16 h 42 : il se pré­sente. Ayant fait un point de situa­tion sur le tra­jet, le COS contourne l’îlot bâti­men­taire par le haut. Au niveau de la rue Le Tasse, il aper­çoit le chef de garde qui réa­lise son tour du feu. Il stoppe son véhi­cule pour se rendre dans une cou­rette où d’importantes volutes de fumées se dégagent de plu­sieurs fenêtres. A ce moment pré­cis, le capi­taine éprouve « des dif­fi­cul­tés à com­prendre ce qui brûle, l’ambassade du Maroc ou le bâti­ment mitoyen ». L’adjudant lui a dit « qu’une fenêtre était allu­mée » mais il ne la voit pas. Côté rue Le Tasse, la cou­rette est déserte. Sur la gauche, deux fenêtres des­quelles sortent d’importantes volutes de fumées. « Je sens que ça pousse fort der­rière et qu’elles sont sur le point de s’enflammer » se dit le COS. Il doit situer le sinistre dans un bâti­ment par­ti­cu­liè­re­ment com­plexe pour mettre en place une tac­tique d’engagement.

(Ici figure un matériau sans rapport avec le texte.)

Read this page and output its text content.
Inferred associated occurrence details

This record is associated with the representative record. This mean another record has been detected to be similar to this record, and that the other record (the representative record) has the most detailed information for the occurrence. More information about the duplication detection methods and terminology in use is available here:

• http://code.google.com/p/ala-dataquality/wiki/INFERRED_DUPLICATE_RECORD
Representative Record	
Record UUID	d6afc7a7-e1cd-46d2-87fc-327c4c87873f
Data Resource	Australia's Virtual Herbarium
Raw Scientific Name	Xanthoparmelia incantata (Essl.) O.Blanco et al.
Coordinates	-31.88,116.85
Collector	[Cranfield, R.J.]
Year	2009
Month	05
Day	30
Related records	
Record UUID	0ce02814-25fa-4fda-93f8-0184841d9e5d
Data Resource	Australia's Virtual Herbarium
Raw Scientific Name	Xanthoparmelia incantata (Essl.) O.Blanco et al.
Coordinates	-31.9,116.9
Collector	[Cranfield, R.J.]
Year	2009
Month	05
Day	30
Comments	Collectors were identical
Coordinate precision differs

Les deux engins-pompes du départ nor­mal sont enga­gés bou­le­vard Deles­sert. Puis les sui­vants le seront côté cou­rette par la rue Le Tasse. Cela per­met la mise en place d’une sec­to­ri­sa­tion clai­re­ment défi­nie. Le foyer n’étant tou­jours pas décou­vert. Per­sonne ne par­vient à déter­mi­ner si le feu est sur un ou deux niveaux.
17 h 16. La cha­leur est extrême, les recon­nais­sances et le che­mi­ne­ment sont com­plexes. Débute alors une série de relèves d’attaque de part et d’autre de l’hôtel afin de par­ve­nir à cir­cons­crire le feu.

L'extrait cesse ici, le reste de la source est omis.